Menurut Romo Andreas, makna kue keranjang yang nanti akan dibagikan kepada seluruh umat setelah Misa Imlek berakhir tersebut melambangkan adanya rasa erat-keakraban dalam keluarga, bersatu-menyatu dalam kegembiraan, keharmonisan dan kemanisan.

Romo juga berpesan bahwa umat perlu mengucapkan syukur kepada Tuhan supaya keluarga kita bersatu. Sebab kegelapan, kejahatan, ketakutan, keputusasaan akan dikalahkan dengan sikap yang mampu bersyukur.

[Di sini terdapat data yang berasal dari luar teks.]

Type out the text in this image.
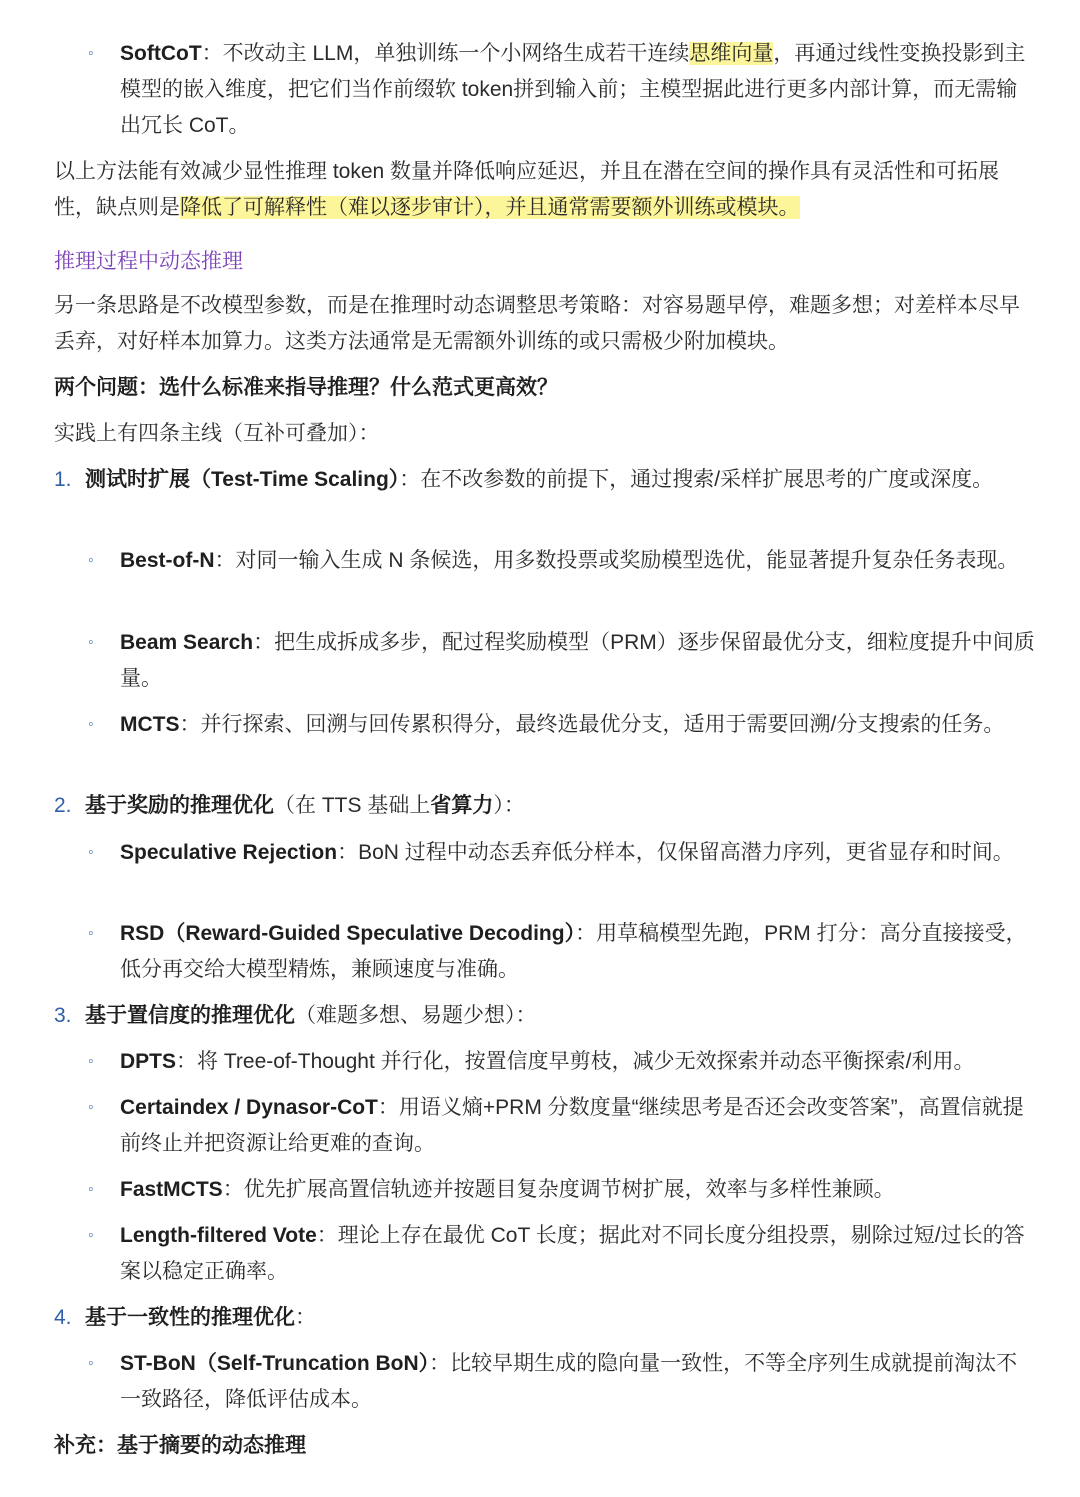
◦ SoftCoT：不改动主 LLM，单独训练一个小网络生成若干连续思维向量，再通过线性变换投影到主模型的嵌入维度，把它们当作前缀软 token拼到输入前；主模型据此进行更多内部计算，而无需输出冗长 CoT。
以上方法能有效减少显性推理 token 数量并降低响应延迟，并且在潜在空间的操作具有灵活性和可拓展性，缺点则是降低了可解释性（难以逐步审计），并且通常需要额外训练或模块。
推理过程中动态推理
另一条思路是不改模型参数，而是在推理时动态调整思考策略：对容易题早停，难题多想；对差样本尽早丢弃，对好样本加算力。这类方法通常是无需额外训练的或只需极少附加模块。
两个问题：选什么标准来指导推理？什么范式更高效？
实践上有四条主线（互补可叠加）：
1. 测试时扩展（Test-Time Scaling）：在不改参数的前提下，通过搜索/采样扩展思考的广度或深度。
◦ Best-of-N：对同一输入生成 N 条候选，用多数投票或奖励模型选优，能显著提升复杂任务表现。
◦ Beam Search：把生成拆成多步，配过程奖励模型（PRM）逐步保留最优分支，细粒度提升中间质量。
◦ MCTS：并行探索、回溯与回传累积得分，最终选最优分支，适用于需要回溯/分支搜索的任务。
2. 基于奖励的推理优化（在 TTS 基础上省算力）：
◦ Speculative Rejection：BoN 过程中动态丢弃低分样本，仅保留高潜力序列，更省显存和时间。
◦ RSD（Reward-Guided Speculative Decoding）：用草稿模型先跑，PRM 打分：高分直接接受，低分再交给大模型精炼，兼顾速度与准确。
3. 基于置信度的推理优化（难题多想、易题少想）：
◦ DPTS：将 Tree-of-Thought 并行化，按置信度早剪枝，减少无效探索并动态平衡探索/利用。
◦ Certaindex / Dynasor-CoT：用语义熵+PRM 分数度量“继续思考是否还会改变答案”，高置信就提前终止并把资源让给更难的查询。
◦ FastMCTS：优先扩展高置信轨迹并按题目复杂度调节树扩展，效率与多样性兼顾。
◦ Length-filtered Vote：理论上存在最优 CoT 长度；据此对不同长度分组投票，剔除过短/过长的答案以稳定正确率。
4. 基于一致性的推理优化：
◦ ST-BoN（Self-Truncation BoN）：比较早期生成的隐向量一致性，不等全序列生成就提前淘汰不一致路径，降低评估成本。
补充：基于摘要的动态推理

“Selain bersyukur kepada Tuhan, orangtua kita jangan dilupakan, karena kalau kita menghormati orangtua maka berkat akan mengalir dengan sendirinya,” ungkap Romo alumnus Seminari Menengah KAJ Wacana Bhakti ini sebelum mengakhiri homilinya.

Ucapan Uskup Agung KAP
Ucapan Selamat Tahun Baru Imlek juga disampaikan oleh Mgr. Agustinus Agus Pr kepada seluruh umat Katolik di KAP yang diwakili oleh P. Alexius Alek Mingkar Pr, Pastor paroki St. Yosep Katedral. “Semoga Perayaan Imlek ini memberikan damai dan sukacita,” ungkapnya.
Sebagai orang beriman, kita ucapkan salam tahun baru kepada Tuhan kita yang adalah sumber berkat bagi kita.

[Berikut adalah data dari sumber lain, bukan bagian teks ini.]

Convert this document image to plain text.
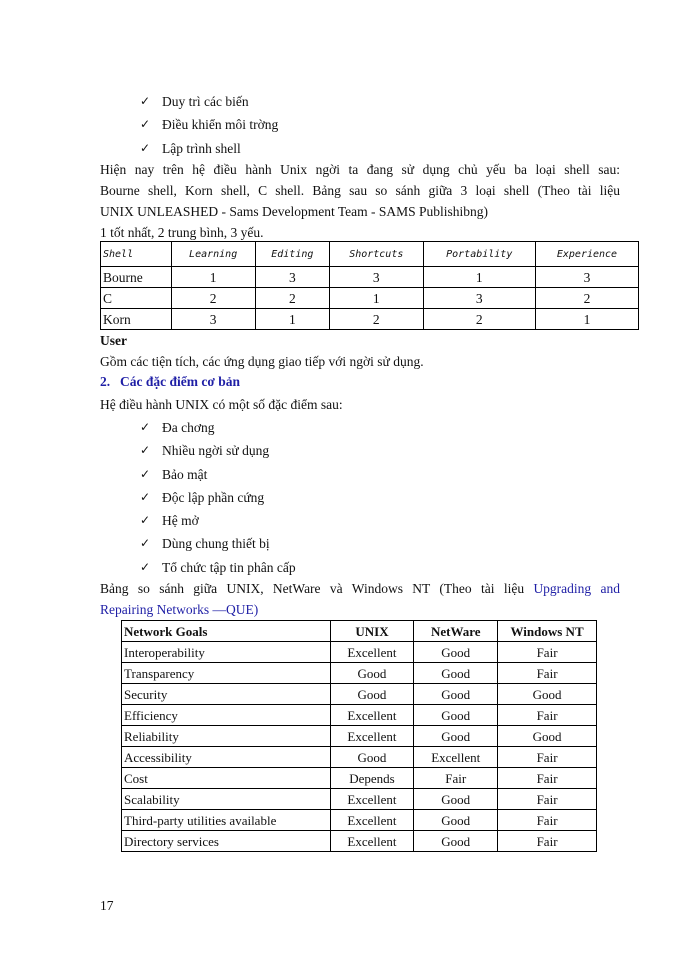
✓ Duy trì các biến
✓ Điều khiển môi trờng
✓ Lập trình shell
Hiện nay trên hệ điều hành Unix ngời ta đang sử dụng chủ yếu ba loại shell sau:
Bourne shell, Korn shell, C shell. Bảng sau so sánh giữa 3 loại shell (Theo tài liệu
UNIX UNLEASHED - Sams Development Team - SAMS Publishibng)
1 tốt nhất, 2 trung bình, 3 yếu.
Shell	Learning	Editing	Shortcuts	Portability	Experience
Bourne	1	3	3	1	3
C	2	2	1	3	2
Korn	3	1	2	2	1
User
Gồm các tiện tích, các ứng dụng giao tiếp với ngời sử dụng.
2. Các đặc điểm cơ bản
Hệ điều hành UNIX có một số đặc điểm sau:
✓ Đa chơng
✓ Nhiều ngời sử dụng
✓ Bảo mật
✓ Độc lập phần cứng
✓ Hệ mở
✓ Dùng chung thiết bị
✓ Tổ chức tập tin phân cấp
Bảng so sánh giữa UNIX, NetWare và Windows NT (Theo tài liệu Upgrading and
Repairing Networks —QUE)
Network Goals	UNIX	NetWare	Windows NT
Interoperability	Excellent	Good	Fair
Transparency	Good	Good	Fair
Security	Good	Good	Good
Efficiency	Excellent	Good	Fair
Reliability	Excellent	Good	Good
Accessibility	Good	Excellent	Fair
Cost	Depends	Fair	Fair
Scalability	Excellent	Good	Fair
Third-party utilities available	Excellent	Good	Fair
Directory services	Excellent	Good	Fair
17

Pastor Paulus Toni OFMCap mengajak umat dan para imam konselebran yang hadir di altar untuk memberikan salam tradisional Tionghoa.
“Tangan kanan untuk bekerja, tetapi tangan kiri sebagai tanda damai dan cinta kasih. Tangan kanan dikepal dan tangan kiri mengatup/menutup tangan kanan ini merupakan simbol kedamain, persahabatan, terima kasih dan syukur,” ungkapnya.
Dalam misa meriah tahun baru Imlek ini, P. Hermanus Mayong OFMCap juga memberikan pesan rohani kepada seluruh umat yang hadir.
Romo Minister Provinsial Ordo Kapusin Provinsi Pontianak ini mengambarkan filosofi sukacita dan kedamian dalam simbol pohon Mei Hwa. “Pohon itu akarnya adalah iman, batangnya adalah kasih, dahannya adalah pengharapan, daunnya adalah kesabaran bunganya adalah sukacita dan buahnya adalah damai sejahtera,” ungkapnya.